Bagnall had threatened to kidnap her young daughter and Ben’s younger brothers, it is alleged, and had also threatened to stab Ben.
She said: “He said ‘I think I can see Mikey [Bagnall] at the door’ – then he said all the family had come out.”
“As far as I know they started chasing him because Ben put his phone in his pocket but didn’t hang up.
“Someone shouted ‘Come on then you pussy’ – that’s all I could hear, then Jack was telling him to run the opposite way.
“He picked up the phone and said ‘We don’t know where to run’ as they were running through Southwark Park.
“He hadn’t said who had come out of the house but someone had got into a car, then Ben was shouting he was in a dead end.
“He was shouting ‘I don’t know where to go’ and I asked him what did the area look like because I know the area – he just said there were fences and walls and that they were chasing him.
“Apparently someone fired a shot and it missed them, then he said that Jack had left him, he asked me what he should do and I said ‘run’.
“Then the phone cut off, I didn’t hear anything else, just a car skid.”
Miss Adedeji-Adebisi, who had lived with the Bagnall family at their home for six months between January and July 2014, said she knew they had a gun in the shed.
She described an incident where Michael’s younger sister Lee-Ann, 19, complained a man had been rude to her on the street and her family had set out to beat him up.

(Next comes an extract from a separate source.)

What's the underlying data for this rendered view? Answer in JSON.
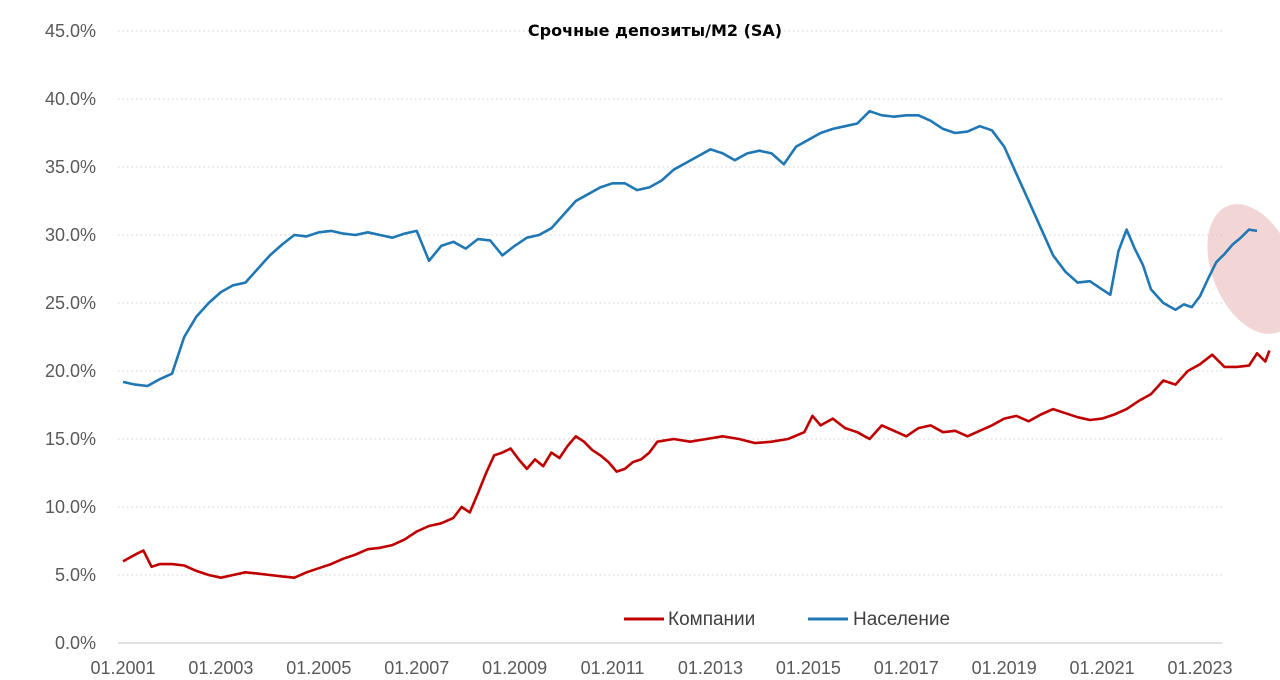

“A number of members of the family went out, then they came back inside – the man was still outside stabbing a knife through the letter box.
“Mikey’s nan then asked for their clothes because they’d beaten that guy up – Mikey went to the shed and came back with a gun.”
She said he had been “pretty excited” and was smiling as he wielded the gun.
“Mikey’s uncle [Andrew Bayne] told him to stop being stupid and put it back – they didn’t say why they had the gun.”
Bagnall recruited his uncle, Andrew Bayne, 37, his cousin Reece Bayne, 19, and a 17-year-old, who cannot be named, to track down Ben after he had confronted him about the threatening texts.
When they did, Andrew Bayne allegedly shot Ben in the head and threatened to gun down one of his friends.
The trial continues…
*Michael Bagnall and Andrew Bayne, of Alpine Road, Rotherhithe, Reece Bayne, of Concorde Way, Rotherhithe, and the 17-year-old, all deny murder.
Michael Bagnall, Lee-Ann Bagnall and Anthony Bayne, also of Alpine Road, Rotherhithe, all deny affray.
Michael Bagnall, Reece Bayne, and the 17-year-old all deny conspiracy to commit assault occasioning ABH.
Andrew Bayne further denies possession of a firearm with intent to cause fear of violence.